These walkways and connections, although ‘contained’ by soft landscape, offer glimpses of the surroundings. Entering through the main entrance doors, the reception lobby has purposely been kept stark to direct the guests’ view towards the strikingly barren landscape.

The details
Finishes hint at the richness of the local materials and traditions. As with the external treatment, the internal spaces are designed to capture the essence of Tozeur and Tunisia as a whole without resorting to pastiche and lip service.

Externally, the ‘streets’ and walkways are one of the project’s defining characteristics. The paths meander through palm groves, as well as formal streets and courtyards.

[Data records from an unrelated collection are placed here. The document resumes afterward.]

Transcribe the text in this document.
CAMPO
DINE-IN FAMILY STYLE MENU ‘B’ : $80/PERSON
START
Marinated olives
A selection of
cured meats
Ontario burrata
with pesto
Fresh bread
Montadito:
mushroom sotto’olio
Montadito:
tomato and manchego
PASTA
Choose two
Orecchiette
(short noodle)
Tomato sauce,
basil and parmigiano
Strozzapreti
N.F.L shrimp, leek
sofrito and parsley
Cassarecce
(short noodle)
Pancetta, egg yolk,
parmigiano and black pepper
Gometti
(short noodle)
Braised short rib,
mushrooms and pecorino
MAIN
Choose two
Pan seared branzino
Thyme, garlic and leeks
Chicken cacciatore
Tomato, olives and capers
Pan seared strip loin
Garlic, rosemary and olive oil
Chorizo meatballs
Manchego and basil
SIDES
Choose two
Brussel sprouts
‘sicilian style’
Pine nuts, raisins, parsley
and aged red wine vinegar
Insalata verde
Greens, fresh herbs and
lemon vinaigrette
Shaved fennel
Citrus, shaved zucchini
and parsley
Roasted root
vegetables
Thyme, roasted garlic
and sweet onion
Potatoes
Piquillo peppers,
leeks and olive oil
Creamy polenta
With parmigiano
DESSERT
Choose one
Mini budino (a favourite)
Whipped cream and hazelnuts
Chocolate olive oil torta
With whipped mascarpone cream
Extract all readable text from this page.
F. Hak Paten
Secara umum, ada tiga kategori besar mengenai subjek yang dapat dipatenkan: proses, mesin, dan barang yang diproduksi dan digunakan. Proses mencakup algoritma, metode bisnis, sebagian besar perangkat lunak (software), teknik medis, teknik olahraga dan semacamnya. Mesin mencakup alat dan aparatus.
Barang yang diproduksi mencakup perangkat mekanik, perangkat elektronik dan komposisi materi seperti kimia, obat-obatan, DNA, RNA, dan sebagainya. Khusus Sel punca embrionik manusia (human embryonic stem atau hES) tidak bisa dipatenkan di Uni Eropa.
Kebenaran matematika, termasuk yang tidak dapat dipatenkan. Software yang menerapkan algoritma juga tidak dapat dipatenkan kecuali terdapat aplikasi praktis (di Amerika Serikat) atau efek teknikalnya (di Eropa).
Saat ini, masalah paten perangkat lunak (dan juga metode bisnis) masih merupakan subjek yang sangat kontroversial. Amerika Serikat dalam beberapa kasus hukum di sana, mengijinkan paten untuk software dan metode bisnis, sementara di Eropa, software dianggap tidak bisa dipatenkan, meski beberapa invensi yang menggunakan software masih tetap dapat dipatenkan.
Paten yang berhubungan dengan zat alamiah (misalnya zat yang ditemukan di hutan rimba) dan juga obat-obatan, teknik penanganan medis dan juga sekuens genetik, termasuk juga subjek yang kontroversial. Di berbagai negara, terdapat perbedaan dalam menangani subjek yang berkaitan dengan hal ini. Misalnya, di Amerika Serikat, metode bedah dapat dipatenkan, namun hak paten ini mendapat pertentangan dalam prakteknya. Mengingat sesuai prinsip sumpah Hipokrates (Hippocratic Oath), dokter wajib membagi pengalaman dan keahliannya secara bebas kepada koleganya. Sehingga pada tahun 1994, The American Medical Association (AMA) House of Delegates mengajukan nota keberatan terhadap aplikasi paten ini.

They offer glimpses of the buildings and landscape beyond, but never a full view of the development.

The resort also contains an outdoor amphitheatre – located on the outer perimeter the site – which affords 180 degree views.

The site
The resort is located along the western boundary of Tunisia, adjacent to Algeria, on the edge of the Chott El Jerid – a natural salt lake. The flat hostile environment stretches for 160 miles.

GAJ’s design maximises views over the landscape, as well as bringing a sense of “calm order” over the stark beauty of the Chott. The design intent was to translate and evolve the language of the indigenous architecture in both the usage of local materials and the massing of the buildings in the resort.